Pero Stride se entretuvo ahí de todos modos. Se preguntó, tan sólo por un instante, si él podría volar. Era un lugar hermoso, el ambiente estaba fresco con aquel clima de finales de septiembre, cuando lo peor del calor ya había pasado y las noches tenían cierto sabor otoñal. Hacia el este había un resplandor rojizo allí donde el sol asomaba para nacer por encima de las montañas; pero el valle aún estaba arropado por la noche.

Aunque, en realidad, allí la noche nunca caía del todo. Era el país del sol de neón.

Dirigió la mirada al viejo casino de Boni, al otro lado de la calle, cuyo tejado quedaba a unos diez pisos por debajo de él. El edificio en sí era lóbrego, despojado de vida. A la altura de la calle, una valla protectora y un provisional muro contrachapado custodiaban la propiedad; ya no había huéspedes ni jugadores. En las semanas transcurridas desde que cerrara el centro, el equipo de demolición ya se había hecho dueño del lugar, había destripado los interiores y taladrado agujeros en las paredes para introducir cilindros de dinamita. En un par de semanas más, pulsarían un botón, una simple descarga eléctrica, y todo el castillo de naipes se vendría abajo.

Stride pensó en la fotografía del periódico. Chicas sobre el escenario. Hombres en esmoquin. Martinis. Dinero. Ahora, vanos fantasmas.

Dejó vagar la mirada piso por piso, todos ellos silenciosos y oscuros.

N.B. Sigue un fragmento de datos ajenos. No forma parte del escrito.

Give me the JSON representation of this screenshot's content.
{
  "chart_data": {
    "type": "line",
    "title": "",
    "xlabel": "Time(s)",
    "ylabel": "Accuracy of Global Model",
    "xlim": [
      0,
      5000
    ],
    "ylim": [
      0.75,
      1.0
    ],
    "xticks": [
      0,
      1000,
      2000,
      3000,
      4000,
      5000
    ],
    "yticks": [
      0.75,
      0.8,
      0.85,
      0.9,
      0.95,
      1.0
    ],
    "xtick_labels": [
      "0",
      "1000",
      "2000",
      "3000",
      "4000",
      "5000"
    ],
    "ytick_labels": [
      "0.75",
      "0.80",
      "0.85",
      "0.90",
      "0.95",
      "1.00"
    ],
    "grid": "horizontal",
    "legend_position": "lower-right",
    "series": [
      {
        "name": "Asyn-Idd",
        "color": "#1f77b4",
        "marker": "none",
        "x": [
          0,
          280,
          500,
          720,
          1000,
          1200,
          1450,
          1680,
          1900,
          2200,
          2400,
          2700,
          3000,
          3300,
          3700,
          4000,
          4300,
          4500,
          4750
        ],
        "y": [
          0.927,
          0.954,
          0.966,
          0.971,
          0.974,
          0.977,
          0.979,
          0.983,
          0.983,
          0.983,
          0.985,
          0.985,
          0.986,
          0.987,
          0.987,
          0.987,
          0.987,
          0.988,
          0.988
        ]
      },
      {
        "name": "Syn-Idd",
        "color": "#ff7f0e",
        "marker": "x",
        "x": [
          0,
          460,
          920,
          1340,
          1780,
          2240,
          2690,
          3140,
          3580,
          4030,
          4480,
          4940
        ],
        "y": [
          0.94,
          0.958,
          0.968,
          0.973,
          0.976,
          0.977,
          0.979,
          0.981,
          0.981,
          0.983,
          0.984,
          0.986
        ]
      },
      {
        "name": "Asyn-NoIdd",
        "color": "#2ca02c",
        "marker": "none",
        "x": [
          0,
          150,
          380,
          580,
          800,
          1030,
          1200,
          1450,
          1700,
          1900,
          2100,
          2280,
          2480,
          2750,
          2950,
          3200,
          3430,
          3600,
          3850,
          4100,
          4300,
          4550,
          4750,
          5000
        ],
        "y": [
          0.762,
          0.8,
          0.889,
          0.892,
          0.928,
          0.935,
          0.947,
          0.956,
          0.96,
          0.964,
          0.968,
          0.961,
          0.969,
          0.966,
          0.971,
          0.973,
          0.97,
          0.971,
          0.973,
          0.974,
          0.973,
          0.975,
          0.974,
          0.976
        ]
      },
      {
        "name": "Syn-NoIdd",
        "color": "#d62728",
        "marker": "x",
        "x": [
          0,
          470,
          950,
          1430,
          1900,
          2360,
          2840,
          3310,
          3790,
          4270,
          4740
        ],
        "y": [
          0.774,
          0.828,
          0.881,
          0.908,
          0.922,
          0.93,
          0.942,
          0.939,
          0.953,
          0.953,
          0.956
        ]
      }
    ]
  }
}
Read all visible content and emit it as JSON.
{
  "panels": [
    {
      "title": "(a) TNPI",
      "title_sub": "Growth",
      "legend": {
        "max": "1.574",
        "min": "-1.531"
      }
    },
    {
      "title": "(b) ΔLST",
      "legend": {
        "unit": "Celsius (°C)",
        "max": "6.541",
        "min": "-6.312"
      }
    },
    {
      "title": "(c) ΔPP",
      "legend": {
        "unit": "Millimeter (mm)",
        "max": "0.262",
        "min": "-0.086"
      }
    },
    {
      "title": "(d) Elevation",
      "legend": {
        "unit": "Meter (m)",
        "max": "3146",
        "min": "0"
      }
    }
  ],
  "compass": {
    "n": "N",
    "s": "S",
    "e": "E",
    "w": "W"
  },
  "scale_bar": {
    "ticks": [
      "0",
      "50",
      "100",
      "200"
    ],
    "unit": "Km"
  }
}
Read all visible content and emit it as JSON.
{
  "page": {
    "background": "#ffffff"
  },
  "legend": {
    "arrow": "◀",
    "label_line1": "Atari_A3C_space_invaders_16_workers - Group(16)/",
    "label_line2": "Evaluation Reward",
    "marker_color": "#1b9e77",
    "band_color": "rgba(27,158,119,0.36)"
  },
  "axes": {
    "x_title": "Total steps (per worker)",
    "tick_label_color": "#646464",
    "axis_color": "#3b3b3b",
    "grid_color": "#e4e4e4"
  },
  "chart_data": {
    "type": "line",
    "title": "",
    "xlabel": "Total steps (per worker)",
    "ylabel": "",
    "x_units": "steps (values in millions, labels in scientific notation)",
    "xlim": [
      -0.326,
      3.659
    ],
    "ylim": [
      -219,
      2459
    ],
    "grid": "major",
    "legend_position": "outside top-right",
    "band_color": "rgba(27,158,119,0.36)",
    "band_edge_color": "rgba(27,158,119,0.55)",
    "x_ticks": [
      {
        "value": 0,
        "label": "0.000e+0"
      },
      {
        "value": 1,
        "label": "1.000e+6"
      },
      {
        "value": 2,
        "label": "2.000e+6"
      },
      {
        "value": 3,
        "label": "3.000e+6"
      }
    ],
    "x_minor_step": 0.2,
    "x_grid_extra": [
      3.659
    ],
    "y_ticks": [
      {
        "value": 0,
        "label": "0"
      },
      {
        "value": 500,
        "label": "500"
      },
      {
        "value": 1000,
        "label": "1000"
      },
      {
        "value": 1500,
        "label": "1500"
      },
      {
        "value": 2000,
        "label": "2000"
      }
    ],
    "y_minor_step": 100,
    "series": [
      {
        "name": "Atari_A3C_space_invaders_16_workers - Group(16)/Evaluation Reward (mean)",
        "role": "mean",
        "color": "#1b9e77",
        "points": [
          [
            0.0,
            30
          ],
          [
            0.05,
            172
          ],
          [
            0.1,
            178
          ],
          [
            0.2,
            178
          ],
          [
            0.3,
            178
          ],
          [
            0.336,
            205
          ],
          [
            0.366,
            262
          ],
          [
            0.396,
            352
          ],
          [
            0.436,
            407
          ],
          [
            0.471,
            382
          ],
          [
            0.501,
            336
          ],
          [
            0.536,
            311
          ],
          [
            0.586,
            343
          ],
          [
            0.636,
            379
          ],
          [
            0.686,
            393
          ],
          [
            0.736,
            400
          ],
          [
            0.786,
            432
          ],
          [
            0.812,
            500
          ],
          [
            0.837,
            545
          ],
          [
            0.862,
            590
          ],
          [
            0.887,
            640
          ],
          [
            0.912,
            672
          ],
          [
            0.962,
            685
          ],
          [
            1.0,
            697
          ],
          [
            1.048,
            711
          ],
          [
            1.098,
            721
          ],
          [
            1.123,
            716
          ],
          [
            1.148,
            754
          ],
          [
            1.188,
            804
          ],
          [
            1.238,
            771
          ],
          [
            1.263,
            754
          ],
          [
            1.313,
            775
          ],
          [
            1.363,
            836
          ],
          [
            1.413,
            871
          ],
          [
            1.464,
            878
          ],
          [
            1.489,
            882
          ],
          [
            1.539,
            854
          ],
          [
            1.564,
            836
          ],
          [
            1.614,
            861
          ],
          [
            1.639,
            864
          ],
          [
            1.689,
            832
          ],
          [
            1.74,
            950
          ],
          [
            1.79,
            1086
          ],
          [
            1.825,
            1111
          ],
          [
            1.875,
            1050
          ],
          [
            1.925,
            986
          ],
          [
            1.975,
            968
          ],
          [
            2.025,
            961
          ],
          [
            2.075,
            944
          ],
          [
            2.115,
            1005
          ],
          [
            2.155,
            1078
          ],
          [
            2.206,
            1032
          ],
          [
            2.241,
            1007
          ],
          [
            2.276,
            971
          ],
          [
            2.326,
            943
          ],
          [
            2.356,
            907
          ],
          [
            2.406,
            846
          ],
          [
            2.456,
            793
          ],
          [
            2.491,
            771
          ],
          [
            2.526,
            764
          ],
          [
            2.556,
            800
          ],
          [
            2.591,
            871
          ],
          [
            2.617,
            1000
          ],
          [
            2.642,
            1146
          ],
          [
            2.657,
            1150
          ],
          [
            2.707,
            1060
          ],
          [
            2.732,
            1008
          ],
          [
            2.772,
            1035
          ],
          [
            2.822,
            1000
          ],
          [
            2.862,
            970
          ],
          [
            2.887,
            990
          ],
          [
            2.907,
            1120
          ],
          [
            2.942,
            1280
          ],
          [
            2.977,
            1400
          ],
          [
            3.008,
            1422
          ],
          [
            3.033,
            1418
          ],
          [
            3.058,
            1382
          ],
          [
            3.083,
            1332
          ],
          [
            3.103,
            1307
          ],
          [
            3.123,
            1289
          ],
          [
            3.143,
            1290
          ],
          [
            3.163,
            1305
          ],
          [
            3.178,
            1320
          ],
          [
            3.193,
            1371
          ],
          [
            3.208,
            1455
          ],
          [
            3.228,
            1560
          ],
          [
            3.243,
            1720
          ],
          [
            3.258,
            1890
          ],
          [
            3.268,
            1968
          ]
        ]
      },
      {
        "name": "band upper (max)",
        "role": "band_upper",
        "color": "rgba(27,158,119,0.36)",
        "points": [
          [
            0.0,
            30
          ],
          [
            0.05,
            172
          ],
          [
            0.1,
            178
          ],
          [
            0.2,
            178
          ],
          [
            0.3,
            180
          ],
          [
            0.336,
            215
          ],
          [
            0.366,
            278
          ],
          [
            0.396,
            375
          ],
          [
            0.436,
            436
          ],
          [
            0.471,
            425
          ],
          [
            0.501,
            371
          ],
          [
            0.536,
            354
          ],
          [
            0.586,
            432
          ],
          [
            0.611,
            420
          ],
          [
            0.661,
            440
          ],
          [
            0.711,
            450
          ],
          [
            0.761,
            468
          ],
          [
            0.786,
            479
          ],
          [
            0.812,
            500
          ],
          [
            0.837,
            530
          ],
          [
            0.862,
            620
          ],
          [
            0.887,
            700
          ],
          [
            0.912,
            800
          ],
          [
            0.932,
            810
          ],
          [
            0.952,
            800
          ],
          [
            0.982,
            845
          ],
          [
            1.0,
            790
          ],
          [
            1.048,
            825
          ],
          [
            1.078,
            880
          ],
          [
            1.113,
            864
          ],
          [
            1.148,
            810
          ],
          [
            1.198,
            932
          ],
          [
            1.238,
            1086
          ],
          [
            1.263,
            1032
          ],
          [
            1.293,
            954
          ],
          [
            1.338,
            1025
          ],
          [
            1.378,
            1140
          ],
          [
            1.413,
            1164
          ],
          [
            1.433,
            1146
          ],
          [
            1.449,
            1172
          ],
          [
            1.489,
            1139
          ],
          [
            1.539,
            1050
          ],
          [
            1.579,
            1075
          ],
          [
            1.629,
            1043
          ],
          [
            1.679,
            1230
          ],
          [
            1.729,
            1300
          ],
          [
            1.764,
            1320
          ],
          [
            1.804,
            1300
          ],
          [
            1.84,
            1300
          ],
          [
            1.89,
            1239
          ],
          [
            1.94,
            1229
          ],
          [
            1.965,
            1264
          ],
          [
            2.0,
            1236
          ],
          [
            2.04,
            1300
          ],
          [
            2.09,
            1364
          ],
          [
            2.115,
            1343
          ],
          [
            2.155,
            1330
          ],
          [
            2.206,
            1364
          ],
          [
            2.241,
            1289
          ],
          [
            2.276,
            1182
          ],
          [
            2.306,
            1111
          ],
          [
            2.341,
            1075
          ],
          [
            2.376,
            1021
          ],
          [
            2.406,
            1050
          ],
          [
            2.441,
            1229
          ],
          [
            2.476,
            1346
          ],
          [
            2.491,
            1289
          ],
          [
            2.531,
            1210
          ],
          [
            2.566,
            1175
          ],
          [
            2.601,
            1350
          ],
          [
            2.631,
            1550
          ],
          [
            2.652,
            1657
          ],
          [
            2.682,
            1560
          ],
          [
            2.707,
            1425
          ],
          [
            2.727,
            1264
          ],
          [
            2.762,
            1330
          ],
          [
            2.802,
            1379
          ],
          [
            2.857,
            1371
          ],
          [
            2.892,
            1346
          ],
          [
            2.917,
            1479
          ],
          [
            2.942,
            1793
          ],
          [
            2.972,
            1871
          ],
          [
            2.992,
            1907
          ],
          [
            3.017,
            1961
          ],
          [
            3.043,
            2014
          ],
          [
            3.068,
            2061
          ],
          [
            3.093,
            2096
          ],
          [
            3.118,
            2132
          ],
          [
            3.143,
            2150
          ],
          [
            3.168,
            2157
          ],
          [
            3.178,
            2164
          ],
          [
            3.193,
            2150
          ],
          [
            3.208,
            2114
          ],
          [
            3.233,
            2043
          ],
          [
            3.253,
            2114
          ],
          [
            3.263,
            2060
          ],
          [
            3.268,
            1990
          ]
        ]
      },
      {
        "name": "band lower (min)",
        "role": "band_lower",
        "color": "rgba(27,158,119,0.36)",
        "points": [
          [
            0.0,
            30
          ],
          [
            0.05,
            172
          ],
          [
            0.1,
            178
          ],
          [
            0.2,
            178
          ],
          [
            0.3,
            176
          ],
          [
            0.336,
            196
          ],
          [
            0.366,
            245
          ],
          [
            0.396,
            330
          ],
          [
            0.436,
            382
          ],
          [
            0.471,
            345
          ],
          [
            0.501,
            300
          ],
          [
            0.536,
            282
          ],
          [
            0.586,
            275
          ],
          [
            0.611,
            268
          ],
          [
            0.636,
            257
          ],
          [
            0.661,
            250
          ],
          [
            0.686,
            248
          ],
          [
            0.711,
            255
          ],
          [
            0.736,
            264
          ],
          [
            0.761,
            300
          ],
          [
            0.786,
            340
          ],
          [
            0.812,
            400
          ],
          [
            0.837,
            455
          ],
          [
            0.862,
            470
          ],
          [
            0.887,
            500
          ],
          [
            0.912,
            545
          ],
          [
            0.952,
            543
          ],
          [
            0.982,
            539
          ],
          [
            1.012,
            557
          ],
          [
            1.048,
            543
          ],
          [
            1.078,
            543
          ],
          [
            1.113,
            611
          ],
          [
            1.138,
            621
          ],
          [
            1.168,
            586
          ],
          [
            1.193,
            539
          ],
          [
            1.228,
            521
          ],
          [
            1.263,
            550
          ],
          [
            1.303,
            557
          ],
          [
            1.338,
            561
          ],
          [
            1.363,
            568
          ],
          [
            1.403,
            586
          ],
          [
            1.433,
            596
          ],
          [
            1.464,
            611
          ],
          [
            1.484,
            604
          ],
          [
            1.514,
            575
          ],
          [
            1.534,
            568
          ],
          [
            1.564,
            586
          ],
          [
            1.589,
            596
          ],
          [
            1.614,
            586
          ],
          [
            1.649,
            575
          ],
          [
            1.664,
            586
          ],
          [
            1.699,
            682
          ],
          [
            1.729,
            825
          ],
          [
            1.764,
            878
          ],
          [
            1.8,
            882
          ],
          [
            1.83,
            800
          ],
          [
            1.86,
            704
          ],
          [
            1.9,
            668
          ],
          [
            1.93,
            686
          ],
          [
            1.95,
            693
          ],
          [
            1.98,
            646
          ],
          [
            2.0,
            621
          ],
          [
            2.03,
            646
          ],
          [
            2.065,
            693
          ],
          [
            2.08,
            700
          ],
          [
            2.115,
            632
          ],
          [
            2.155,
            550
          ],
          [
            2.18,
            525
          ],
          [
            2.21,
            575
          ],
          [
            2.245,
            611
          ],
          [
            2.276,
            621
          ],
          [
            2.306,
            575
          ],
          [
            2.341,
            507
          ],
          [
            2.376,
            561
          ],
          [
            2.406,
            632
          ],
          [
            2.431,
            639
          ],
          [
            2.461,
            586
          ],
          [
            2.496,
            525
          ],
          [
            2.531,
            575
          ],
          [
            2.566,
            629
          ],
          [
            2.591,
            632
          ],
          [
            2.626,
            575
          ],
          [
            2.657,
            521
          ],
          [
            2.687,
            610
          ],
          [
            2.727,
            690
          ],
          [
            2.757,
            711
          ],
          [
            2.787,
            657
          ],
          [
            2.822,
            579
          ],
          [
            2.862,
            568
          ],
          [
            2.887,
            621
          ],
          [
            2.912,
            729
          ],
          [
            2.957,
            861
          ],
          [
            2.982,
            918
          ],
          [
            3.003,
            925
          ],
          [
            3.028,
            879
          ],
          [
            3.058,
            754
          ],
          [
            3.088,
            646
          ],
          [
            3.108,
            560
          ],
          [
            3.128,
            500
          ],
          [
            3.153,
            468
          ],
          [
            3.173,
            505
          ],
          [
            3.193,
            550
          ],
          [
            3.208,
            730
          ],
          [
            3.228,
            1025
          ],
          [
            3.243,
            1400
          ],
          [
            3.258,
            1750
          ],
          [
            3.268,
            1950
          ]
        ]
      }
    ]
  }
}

Excepto el tejado. El tejado resplandecía.

Era algo muy propio de Las Vegas, pensó Stride: dejar la luz encendida cuando la fiesta había terminado.

Vio un ornamento con iconos de Oriente Próximo que se extendían a lo largo de la baranda como cúpulas diminutas. Allí donde el tejado se hundía en el centro del hotel, vio vagamente las losas y los árboles de lo que alguna vez debió de ser el jardín del ático del casino. Todo estaba iluminado por el letrero del establecimiento, que todavía centelleaba en la oscuridad con parpadeos de neón rojo y verde, proporcionando a los fantasmas del interior un motivo para creer que aún eran de carne y hueso. Nadie les había dicho que ya era hora de irse.

Cada pocos segundos, el letrero se fundía en negro, y luego todas las letras se encendían de nuevo, una por una, como si nada hubiera cambiado, como si los pisos de debajo palpitaran de vida. Una a una, letra a letra, hasta que el nombre completo parpadeaba en lo alto del tejado: Sheherezade.